ARISTÓN.—¿No os contraría no tener mujer? Sería para vos un gran consuelo. Debe ser muy agradable después de predicar, cantar, confesar, dar la comunión, administrar el bautismo, consolar a los enfermos, poner en paz a las familias, en una palabra, después de consumir todo el día en servir al prójimo, encontrar al llegar a casa una mujer agradable, cariñosa y honrada que cuide de vuestra ropa blanca y de vuestra persona y que os de hermosos hijos, cuya excelente educación pueda ser útil al Estado. Os compadezco, porque estáis destinado a servir a los hombres y os privan de un consuelo que para los hombres es tan necesario.
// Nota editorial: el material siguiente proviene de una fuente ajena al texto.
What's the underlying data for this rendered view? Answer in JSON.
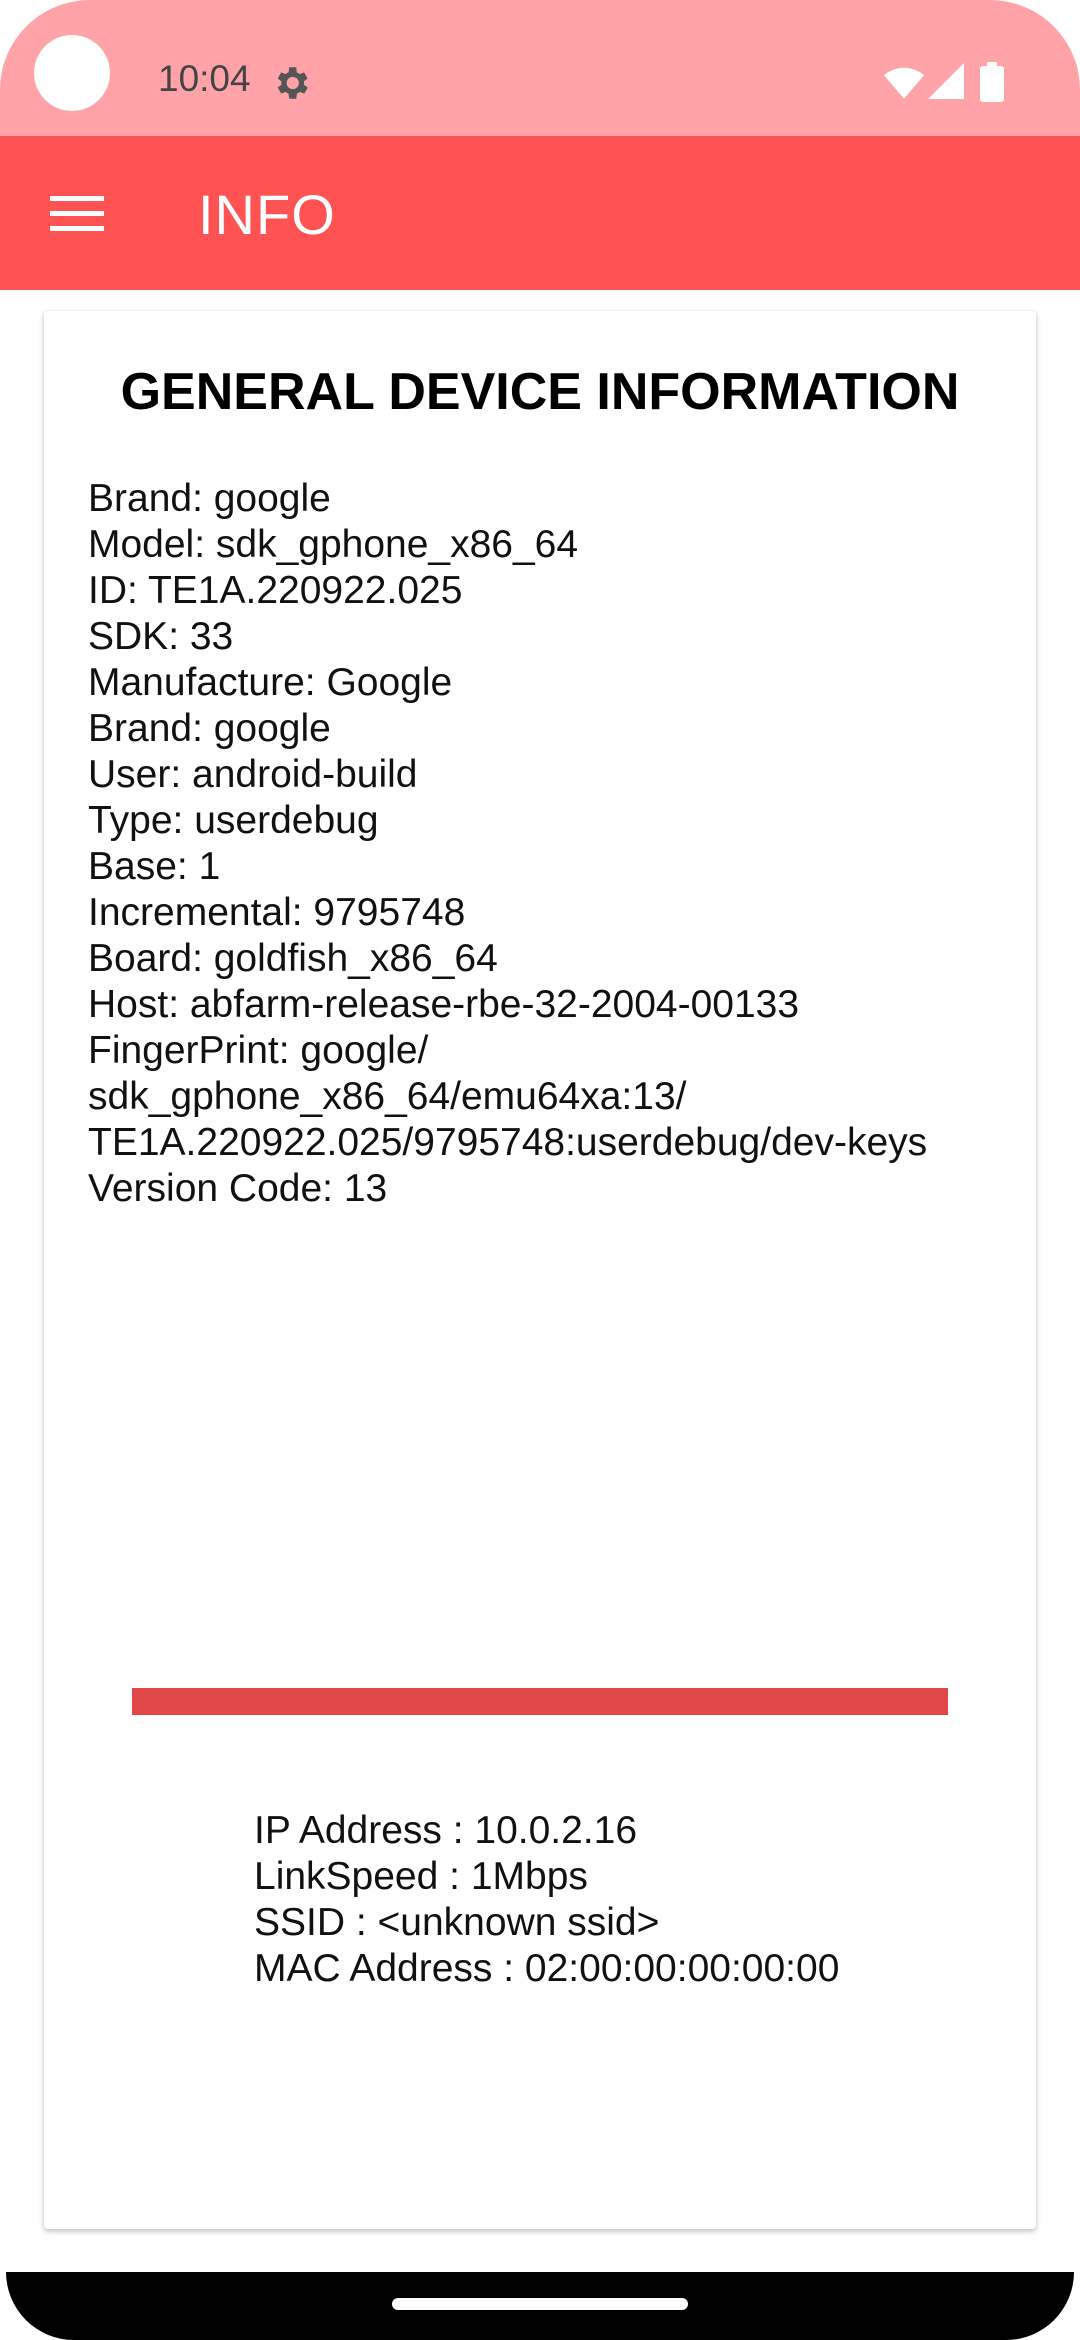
{
  "status_bar": {
    "time": "10:04",
    "icons": [
      "settings-icon",
      "wifi-icon",
      "signal-icon",
      "battery-icon"
    ]
  },
  "app_bar": {
    "title": "INFO",
    "menu_icon": "menu-icon"
  },
  "colors": {
    "status_bar": "#ffa3a8",
    "app_bar": "#ff5252",
    "divider": "#e04848"
  },
  "general_info": {
    "heading": "GENERAL DEVICE INFORMATION",
    "lines": [
      "Brand: google",
      "Model: sdk_gphone_x86_64",
      "ID: TE1A.220922.025",
      "SDK: 33",
      "Manufacture: Google",
      "Brand: google",
      "User: android-build",
      "Type: userdebug",
      "Base: 1",
      "Incremental: 9795748",
      "Board: goldfish_x86_64",
      "Host: abfarm-release-rbe-32-2004-00133",
      "FingerPrint: google/",
      "sdk_gphone_x86_64/emu64xa:13/",
      "TE1A.220922.025/9795748:userdebug/dev-keys",
      "Version Code: 13"
    ]
  },
  "network_info": {
    "lines": [
      "IP Address : 10.0.2.16",
      "LinkSpeed : 1Mbps",
      "SSID : <unknown ssid>",
      "MAC Address : 02:00:00:00:00:00"
    ]
  }
}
TEÓTIMO.—La Iglesia griega manifiesta gran interés en que se casen los curas; la Iglesia anglicana y los protestantes opinan lo mismo; pero la Iglesia latina opina lo contrario, y no tengo más remedio que someterme a su opinión. Quizás en la actualidad, en la que el espíritu filosófico hizo tantos progresos, se reúna un Concilio que establezca leyes más favorables para la humanidad. Esperándolas, debo conformarme con las leyes actuales; me cuesta mucho trabajo, es verdad, pero tantos individuos que valen más que yo se someten a ellas, que yo ni siquiera debo criticarlas.
ARISTÓN—Siendo tan instruido y poseyendo la alta elocuencia, ¿cómo vais a predicar a los campesinos para que os entiendan?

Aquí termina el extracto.